Saturday, August 4, 2018

Mk. 15:24-32; Lk. 23:33-43


Today’s passages describe events in the first three of the six hours Jesus was on the cross, where He bore our sins and our guilt.  The journey from the Praetorium to Golgotha was difficult because of the terrible physical condition of the One being crucified; that is why the help of Simon of Cyrene was demanded by the Romans.  The journey itself was not likely difficult because the cross was to be placed next to a busy road, not up on top of a hill as we commonly imagine.  As we often tell people at the Garden Tomb, it was not up on a hill where you could see it for miles; it was next to a road where you were up close and personal with someone in a lot of pain.  We are told that many people passed by the cross of Christ (John 19:20).

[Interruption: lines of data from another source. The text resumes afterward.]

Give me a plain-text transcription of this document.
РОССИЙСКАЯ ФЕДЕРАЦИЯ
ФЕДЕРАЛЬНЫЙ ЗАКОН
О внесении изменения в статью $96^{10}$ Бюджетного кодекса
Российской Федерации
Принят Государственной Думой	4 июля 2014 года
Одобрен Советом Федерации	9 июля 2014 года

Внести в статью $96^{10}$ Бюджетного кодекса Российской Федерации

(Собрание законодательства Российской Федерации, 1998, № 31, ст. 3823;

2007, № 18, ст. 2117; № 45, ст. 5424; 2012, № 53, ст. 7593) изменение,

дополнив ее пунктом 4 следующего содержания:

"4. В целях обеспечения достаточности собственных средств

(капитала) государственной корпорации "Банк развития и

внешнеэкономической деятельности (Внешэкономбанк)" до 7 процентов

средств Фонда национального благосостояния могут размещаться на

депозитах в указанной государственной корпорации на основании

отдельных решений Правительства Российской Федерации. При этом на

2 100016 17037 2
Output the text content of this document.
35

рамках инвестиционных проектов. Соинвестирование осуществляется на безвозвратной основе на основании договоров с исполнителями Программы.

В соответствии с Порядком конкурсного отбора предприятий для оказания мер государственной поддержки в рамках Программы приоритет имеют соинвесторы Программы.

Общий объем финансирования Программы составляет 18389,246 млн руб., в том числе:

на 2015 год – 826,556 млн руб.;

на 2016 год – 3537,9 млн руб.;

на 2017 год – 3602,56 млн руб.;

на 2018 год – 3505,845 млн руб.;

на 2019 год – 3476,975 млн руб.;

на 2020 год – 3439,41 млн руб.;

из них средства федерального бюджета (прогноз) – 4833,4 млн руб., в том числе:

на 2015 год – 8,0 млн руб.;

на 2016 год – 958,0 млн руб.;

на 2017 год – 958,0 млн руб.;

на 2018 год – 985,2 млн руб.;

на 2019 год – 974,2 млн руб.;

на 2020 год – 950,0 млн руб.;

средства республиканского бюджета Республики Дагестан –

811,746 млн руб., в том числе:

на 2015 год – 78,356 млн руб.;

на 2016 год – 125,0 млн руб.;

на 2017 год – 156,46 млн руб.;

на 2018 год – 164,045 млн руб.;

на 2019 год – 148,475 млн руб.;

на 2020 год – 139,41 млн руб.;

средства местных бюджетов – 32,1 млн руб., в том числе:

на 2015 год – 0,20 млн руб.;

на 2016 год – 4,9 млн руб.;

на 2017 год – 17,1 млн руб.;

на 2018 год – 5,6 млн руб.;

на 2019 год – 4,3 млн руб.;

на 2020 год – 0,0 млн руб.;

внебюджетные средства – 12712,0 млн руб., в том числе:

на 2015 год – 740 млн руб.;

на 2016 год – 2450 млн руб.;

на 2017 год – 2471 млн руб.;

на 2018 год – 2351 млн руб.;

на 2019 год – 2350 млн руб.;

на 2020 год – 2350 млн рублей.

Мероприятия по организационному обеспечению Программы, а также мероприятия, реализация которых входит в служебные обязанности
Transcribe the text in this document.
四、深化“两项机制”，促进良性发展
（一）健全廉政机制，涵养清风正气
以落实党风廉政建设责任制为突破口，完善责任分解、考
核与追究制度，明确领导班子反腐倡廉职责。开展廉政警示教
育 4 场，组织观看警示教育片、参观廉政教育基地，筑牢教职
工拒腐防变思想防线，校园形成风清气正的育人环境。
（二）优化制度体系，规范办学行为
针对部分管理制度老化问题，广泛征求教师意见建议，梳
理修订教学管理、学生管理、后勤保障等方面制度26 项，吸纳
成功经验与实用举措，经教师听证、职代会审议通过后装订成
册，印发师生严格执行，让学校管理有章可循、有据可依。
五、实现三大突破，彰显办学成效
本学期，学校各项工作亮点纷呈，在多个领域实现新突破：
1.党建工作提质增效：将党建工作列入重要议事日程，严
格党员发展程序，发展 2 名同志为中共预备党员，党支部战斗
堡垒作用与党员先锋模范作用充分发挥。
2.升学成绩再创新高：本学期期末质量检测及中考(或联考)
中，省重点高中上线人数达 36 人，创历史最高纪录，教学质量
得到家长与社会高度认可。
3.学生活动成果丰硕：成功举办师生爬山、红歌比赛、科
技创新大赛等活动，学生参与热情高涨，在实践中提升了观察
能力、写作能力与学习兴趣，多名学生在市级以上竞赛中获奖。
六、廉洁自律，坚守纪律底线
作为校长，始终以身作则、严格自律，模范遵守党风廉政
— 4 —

The mockery which had started in the Praetorium with the soldiers continued at Calvary.  As an insult the soldiers offered Jesus sour wine which might have been different that the wine mingled with myrrh of which Mark speaks.  Both the mockery (Ps. 22:6-8) and what He was offered to drink (Ps. 69:21) were fulfillments of specific Messianic prophecies.  The gall, according to Gesenius (FG), the Hebrew scholar, may have been the anesthetic-like drug from the poppy offered to victims of crucifixion to deaden the pain.  Jesus refused this.  In no way did He mitigate His suffering for us.
Another specific fulfillment of prophecy was that Psalm 22:17 predicted the soldiers dividing His garments by casting lots.  It was typical for four soldiers to attend to a crucifixion, along with their centurion, their purpose being to keep anyone from removing the body from the cross.  In a passage that may not be in the original (Mk. 15:28) we are reminded, as Jesus was crucified with two criminals, that Isaiah prophesied He would be numbered with the transgressors (53:12).  Whether the passage is genuine or not it is true.

Jesus also spoke from His cross.  The seven words He spoke are all memorable and worthy of our meditation.  Let us consider the first of those sayings.

First: Father forgive them, for they do not know what they do.

What did Jesus mean by this?  We should note that the New Testament gives us answers to this question.  For example, according to 1 Cor. 2:7-8, the rulers of this world did not understand the wisdom of God that was at work in the death of Christ.  To them it was a mystery.  We also know that Peter, in Ac. 3:17, acknowledged the ignorance of the Jews in killing the Prince of life.  Paul used the same term of himself, that what he had done in persecuting Christians, he had done ignorantly in unbelief (1 Tim. 2:13).  The Scriptures tell us that Israel suffered under a blindness, a blindness that was the result first of their unbelief, but then by the hand of God lest they should see … and hear … and understand with their hearts and turn (Isa. 6:9-10; Mt. 13:15).  God was working His will in the death of Christ that, having loved the world, those in the world might believe on the Lord Jesus and have everlasting life.

Is Jesus excusing what they did?  Note carefully what He said: Father forgive them!  Where forgiveness is necessary there is sin; there is accountability.  The rulers of this world (i.e. Pilate and Herod and those who served them) committed a sin in condemning this One in whom they found no fault.  The Jews were wrong to unjustly condemn an innocent Man and to reject the One whose life had been a powerful statement of His Messianic office.  Peter said this much in his Pentecostal sermon: Jesus … a Man attested by God to you … you have taken by lawless hands, have crucified, and put to deathGod made this Jesus whom you crucified, both Lord and Christ (Ac.2:22,23,36).
So Jesus made a true statement.  Those involved in the crucifixion were sinners and they were committing sin with Him.  But they did not, they could not, understand the deep truth of this event.  What is amazing is that forgiveness from God, whatever the situation, whoever the sinner, is unavailable apart from the death of our Lord Jesus Christ.  What He asked the Father for He was providing by this brutal and shameful death.